Cet été, notre unité d’investigation a introduit plusieurs demandes d’accès à l’information auprès de différents ministères aux niveaux régional et fédéral. Notre objectif était d’exposer tous les échanges entre l’industrie du pétrole et nos ministres sur les six dernières années. Par-là, nous voulions comprendre les liens entre cette industrie polluante et notre monde politique et de quelle façon celle-ci imposait son agenda sur la scène publique belge. 

Silence

Notre mission ne s’est pas déroulée de façon paisible. Plusieurs ministres utilisent tous les moyens possibles pour bloquer les dossiers.

Au niveau fédéral, nous sommes restés sans réponse de la part de la ministre de l’Énergie (alors Marie-Christine Marghem), du ministre des Finances (alors Alexander De Croo) et du ministre de la Mobilité (alors François Bellot). Nous sommes en procédure d’appel pour obtenir des réponses mais la Commission a plus d’un mois de retard sur sa décision, estimant ces dossiers complexes à trancher.

Au niveau bruxellois, ça coince aussi : les ministres des Finances (Sven Gatz) et de la Mobilité (Elke Van den Brandt) ne nous donnent pas accès aux documents précédents leur entrée en fonction car « il n’y a pas eu de transfert de dossier entre les ministres actuels et les précédents ». Nous devrions donc nous contenter des échanges depuis septembre 2019 et faire une croix sur tout ce qui précède cette date !

Les ministres wallons ne sont pas beaucoup plus collaboratifs : nous sommes en procédure d’appel pour absence de réponse de la part du ministre du Climat (Philippe Henry).

Nous avons aussi interjeté des appels à l’encontre du ministre des Finances (Jean-Luc Crucke), de la Direction générale opérationnelle de la Mobilité et des Voies hydrauliques (DG02) et de la Direction générale opérationnelle – Aménagement du territoire, Logement, Patrimoine et Energie (DG04). La Commission de recours a cependant tranché en défaveur de Greenpeace, estimant nos demandes d’accès à l’information déraisonnables.

Stratégie du retardement

Du côté flamand, les choses se corsent. La ministre de l’Énergie (Zuhal Demir), le ministre des Finances (Matthias Diependaele), le ministre-Président (Jan Jambon) et la ministre de la Mobilité (Lydia Peeters) nous ont tous demandé de spécifier notre requête. Nous avons eu des difficultés à comprendre cette démarche étant donné que nous avions identifié une petite dizaine d’acteurs qui nous intéressaient, ainsi qu’une vingtaine de sujets très spécifiques voir notre demande originale ici).

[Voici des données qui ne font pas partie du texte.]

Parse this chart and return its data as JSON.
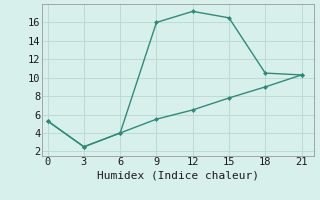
{
  "title": "",
  "xlabel": "Humidex (Indice chaleur)",
  "line1_x": [
    0,
    3,
    6,
    9,
    12,
    15,
    18,
    21
  ],
  "line1_y": [
    5.3,
    2.5,
    4.0,
    16.0,
    17.2,
    16.5,
    10.5,
    10.3
  ],
  "line2_x": [
    0,
    3,
    6,
    9,
    12,
    15,
    18,
    21
  ],
  "line2_y": [
    5.3,
    2.5,
    4.0,
    5.5,
    6.5,
    7.8,
    9.0,
    10.3
  ],
  "line_color": "#2e8b7a",
  "bg_color": "#d8f0ec",
  "grid_color": "#b8d8d0",
  "xlim": [
    -0.5,
    22
  ],
  "ylim": [
    1.5,
    18
  ],
  "xticks": [
    0,
    3,
    6,
    9,
    12,
    15,
    18,
    21
  ],
  "yticks": [
    2,
    4,
    6,
    8,
    10,
    12,
    14,
    16
  ],
  "tick_fontsize": 7.5,
  "xlabel_fontsize": 8
}
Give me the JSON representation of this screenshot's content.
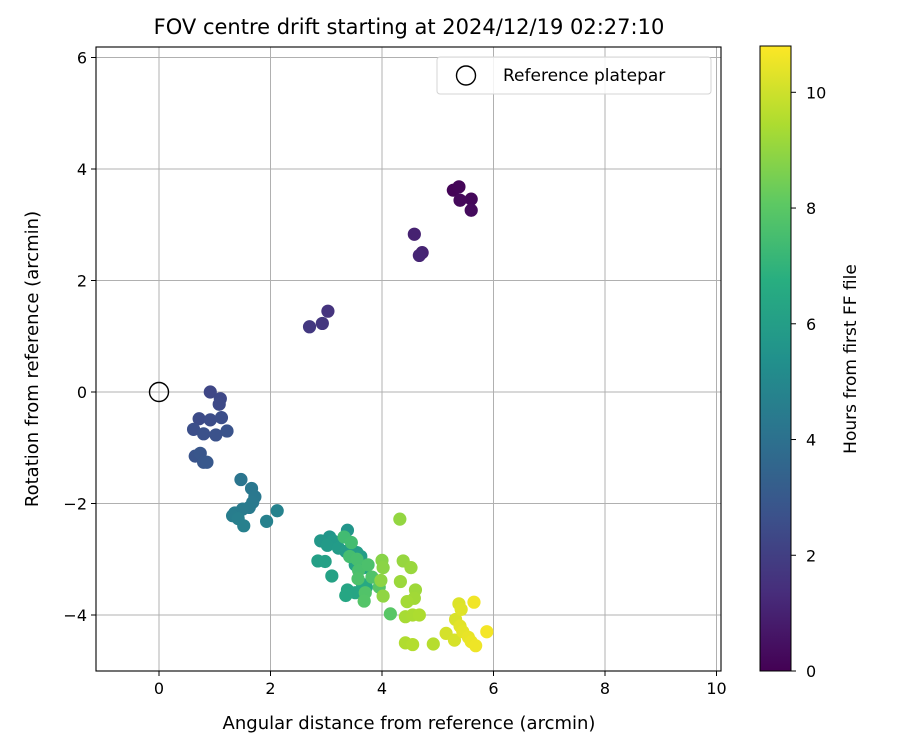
{
  "chart_data": {
    "type": "scatter",
    "title": "FOV centre drift starting at 2024/12/19 02:27:10",
    "xlabel": "Angular distance from reference (arcmin)",
    "ylabel": "Rotation from reference (arcmin)",
    "xlim": [
      -1.15,
      10.1
    ],
    "ylim": [
      -5.0,
      6.2
    ],
    "xticks": [
      "0",
      "2",
      "4",
      "6",
      "8",
      "10"
    ],
    "yticks": [
      "−4",
      "−2",
      "0",
      "2",
      "4",
      "6"
    ],
    "grid": true,
    "legend": {
      "position": "top-right",
      "entries": [
        "Reference platepar"
      ]
    },
    "reference_point": {
      "x": 0,
      "y": 0
    },
    "colorbar": {
      "label": "Hours from first FF file",
      "range": [
        0,
        10.8
      ],
      "ticks": [
        "0",
        "2",
        "4",
        "6",
        "8",
        "10"
      ],
      "colormap": "viridis"
    },
    "points": [
      {
        "x": 5.28,
        "y": 3.62,
        "h": 0.1
      },
      {
        "x": 5.38,
        "y": 3.68,
        "h": 0.15
      },
      {
        "x": 5.6,
        "y": 3.46,
        "h": 0.2
      },
      {
        "x": 5.4,
        "y": 3.44,
        "h": 0.25
      },
      {
        "x": 5.6,
        "y": 3.26,
        "h": 0.3
      },
      {
        "x": 4.58,
        "y": 2.83,
        "h": 1.0
      },
      {
        "x": 4.72,
        "y": 2.5,
        "h": 1.05
      },
      {
        "x": 4.67,
        "y": 2.45,
        "h": 1.1
      },
      {
        "x": 3.03,
        "y": 1.45,
        "h": 1.6
      },
      {
        "x": 2.93,
        "y": 1.23,
        "h": 1.7
      },
      {
        "x": 2.7,
        "y": 1.17,
        "h": 1.75
      },
      {
        "x": 0.92,
        "y": 0.0,
        "h": 2.3
      },
      {
        "x": 1.1,
        "y": -0.12,
        "h": 2.35
      },
      {
        "x": 1.08,
        "y": -0.22,
        "h": 2.4
      },
      {
        "x": 0.72,
        "y": -0.48,
        "h": 2.45
      },
      {
        "x": 0.92,
        "y": -0.5,
        "h": 2.5
      },
      {
        "x": 1.12,
        "y": -0.46,
        "h": 2.55
      },
      {
        "x": 0.62,
        "y": -0.67,
        "h": 2.6
      },
      {
        "x": 0.8,
        "y": -0.75,
        "h": 2.65
      },
      {
        "x": 1.02,
        "y": -0.77,
        "h": 2.7
      },
      {
        "x": 1.22,
        "y": -0.7,
        "h": 2.75
      },
      {
        "x": 0.65,
        "y": -1.15,
        "h": 2.8
      },
      {
        "x": 0.74,
        "y": -1.1,
        "h": 2.85
      },
      {
        "x": 0.8,
        "y": -1.26,
        "h": 2.9
      },
      {
        "x": 0.86,
        "y": -1.26,
        "h": 2.95
      },
      {
        "x": 1.47,
        "y": -1.57,
        "h": 4.2
      },
      {
        "x": 1.66,
        "y": -1.73,
        "h": 4.25
      },
      {
        "x": 1.72,
        "y": -1.88,
        "h": 4.3
      },
      {
        "x": 1.68,
        "y": -1.98,
        "h": 4.35
      },
      {
        "x": 1.62,
        "y": -2.07,
        "h": 4.4
      },
      {
        "x": 1.5,
        "y": -2.1,
        "h": 4.45
      },
      {
        "x": 1.36,
        "y": -2.17,
        "h": 4.5
      },
      {
        "x": 1.32,
        "y": -2.22,
        "h": 4.55
      },
      {
        "x": 1.42,
        "y": -2.27,
        "h": 4.6
      },
      {
        "x": 1.52,
        "y": -2.4,
        "h": 4.65
      },
      {
        "x": 1.93,
        "y": -2.32,
        "h": 4.7
      },
      {
        "x": 2.12,
        "y": -2.13,
        "h": 4.75
      },
      {
        "x": 3.38,
        "y": -2.48,
        "h": 5.6
      },
      {
        "x": 3.06,
        "y": -2.6,
        "h": 5.65
      },
      {
        "x": 2.9,
        "y": -2.67,
        "h": 5.7
      },
      {
        "x": 3.12,
        "y": -2.67,
        "h": 5.75
      },
      {
        "x": 3.02,
        "y": -2.75,
        "h": 5.8
      },
      {
        "x": 3.22,
        "y": -2.8,
        "h": 5.85
      },
      {
        "x": 3.35,
        "y": -2.86,
        "h": 5.9
      },
      {
        "x": 3.55,
        "y": -2.88,
        "h": 5.95
      },
      {
        "x": 3.62,
        "y": -2.95,
        "h": 6.0
      },
      {
        "x": 2.85,
        "y": -3.03,
        "h": 6.05
      },
      {
        "x": 2.98,
        "y": -3.04,
        "h": 6.1
      },
      {
        "x": 3.1,
        "y": -3.3,
        "h": 6.15
      },
      {
        "x": 3.52,
        "y": -3.1,
        "h": 6.2
      },
      {
        "x": 3.68,
        "y": -3.15,
        "h": 6.25
      },
      {
        "x": 3.38,
        "y": -3.55,
        "h": 6.3
      },
      {
        "x": 3.52,
        "y": -3.6,
        "h": 6.35
      },
      {
        "x": 3.35,
        "y": -3.65,
        "h": 6.4
      },
      {
        "x": 3.72,
        "y": -3.5,
        "h": 6.45
      },
      {
        "x": 3.65,
        "y": -3.45,
        "h": 6.5
      },
      {
        "x": 3.32,
        "y": -2.6,
        "h": 7.4
      },
      {
        "x": 3.45,
        "y": -2.7,
        "h": 7.45
      },
      {
        "x": 3.42,
        "y": -2.95,
        "h": 7.5
      },
      {
        "x": 3.55,
        "y": -3.0,
        "h": 7.55
      },
      {
        "x": 3.58,
        "y": -3.2,
        "h": 7.6
      },
      {
        "x": 3.75,
        "y": -3.1,
        "h": 7.65
      },
      {
        "x": 3.57,
        "y": -3.35,
        "h": 7.7
      },
      {
        "x": 3.82,
        "y": -3.32,
        "h": 7.75
      },
      {
        "x": 3.7,
        "y": -3.6,
        "h": 7.8
      },
      {
        "x": 3.68,
        "y": -3.75,
        "h": 7.85
      },
      {
        "x": 3.95,
        "y": -3.5,
        "h": 7.9
      },
      {
        "x": 4.15,
        "y": -3.98,
        "h": 7.95
      },
      {
        "x": 4.0,
        "y": -3.02,
        "h": 8.8
      },
      {
        "x": 4.02,
        "y": -3.15,
        "h": 8.85
      },
      {
        "x": 3.98,
        "y": -3.38,
        "h": 8.9
      },
      {
        "x": 4.02,
        "y": -3.66,
        "h": 8.95
      },
      {
        "x": 4.32,
        "y": -2.28,
        "h": 9.0
      },
      {
        "x": 4.38,
        "y": -3.03,
        "h": 9.05
      },
      {
        "x": 4.52,
        "y": -3.15,
        "h": 9.1
      },
      {
        "x": 4.33,
        "y": -3.4,
        "h": 9.15
      },
      {
        "x": 4.6,
        "y": -3.55,
        "h": 9.2
      },
      {
        "x": 4.58,
        "y": -3.7,
        "h": 9.25
      },
      {
        "x": 4.45,
        "y": -3.76,
        "h": 9.3
      },
      {
        "x": 4.42,
        "y": -4.03,
        "h": 9.35
      },
      {
        "x": 4.55,
        "y": -4.0,
        "h": 9.4
      },
      {
        "x": 4.67,
        "y": -4.0,
        "h": 9.45
      },
      {
        "x": 4.42,
        "y": -4.5,
        "h": 9.5
      },
      {
        "x": 4.55,
        "y": -4.53,
        "h": 9.55
      },
      {
        "x": 4.92,
        "y": -4.52,
        "h": 9.6
      },
      {
        "x": 5.15,
        "y": -4.33,
        "h": 10.1
      },
      {
        "x": 5.3,
        "y": -4.45,
        "h": 10.15
      },
      {
        "x": 5.32,
        "y": -4.08,
        "h": 10.2
      },
      {
        "x": 5.38,
        "y": -3.8,
        "h": 10.25
      },
      {
        "x": 5.42,
        "y": -3.9,
        "h": 10.3
      },
      {
        "x": 5.4,
        "y": -4.2,
        "h": 10.35
      },
      {
        "x": 5.45,
        "y": -4.3,
        "h": 10.4
      },
      {
        "x": 5.55,
        "y": -4.4,
        "h": 10.45
      },
      {
        "x": 5.6,
        "y": -4.48,
        "h": 10.5
      },
      {
        "x": 5.68,
        "y": -4.55,
        "h": 10.55
      },
      {
        "x": 5.65,
        "y": -3.77,
        "h": 10.6
      },
      {
        "x": 5.88,
        "y": -4.3,
        "h": 10.65
      }
    ]
  }
}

Au final, nos demandes ont été rejetées, comme étant « manifestement déraisonnables ». La commission d’appel leur a donné raison. Nous avons donc introduit une deuxième demande, laissant le choix des documents  aux ministres: nous avons supprimé les sujets spécifiques pour ne demander que les documents qu’ils pourraient qualifier comme relevant de l’information environnementale. Là aussi, les ministres ont rejeté nos demandes. Et, à nouveau, la commission d’appel leur a donné raison, estimant notre première requête trop détaillée, tandis que la deuxième serait trop vague.

Un par un

Nous avons également scindé nos demandes : nous introduisons désormais chaque semaine une demande spécifique, avec un seul acteur en jeu. Nous espérons que les ministres comprendront mieux de cette manière ce que nous attendons d’eux. Un dossier qui devait à l’origine se clôturer le 15 septembre est dès lors repoussé à la mi-mars (le temps d’introduire toutes nos demandes séparément). Et ceci seulement si les ministres répondent favorablement. S’ils continuent les jeux de refus et que nous devons aller en appel, nous en avons jusqu’en mai. 

Le Conseil d’État – Une bataille de principes

Forts de la conviction que nos demandes n’ont rien d’excessif et qu’elles sont essentielles pour cerner enfin les liens entre l’une des industries les plus polluantes et les instances dirigeantes de notre pays, nous avons décidé de porter nos dossiers rejetés par les commissions d’appel flamande et wallonne au Conseil d’État, seul organe susceptible de casser la décision des commissions de recours. La procédure peut toutefois durer un à deux ans.

Mais nous restons déterminés. La transparence et l’accès à l’information environnementale sont des valeurs chères à Greenpeace. Notre projet s’est aujourd’hui transformé en bataille pour ces principes : nous voulons voir jusqu’où ces ministres sont prêts à aller pour nous refuser l’accès à des documents essentiels pour comprendre leurs liens avec l’une des industries les plus polluantes. C’est aussi une manière de voir jusqu’où vont les limites de l’accès à l’information en Belgique.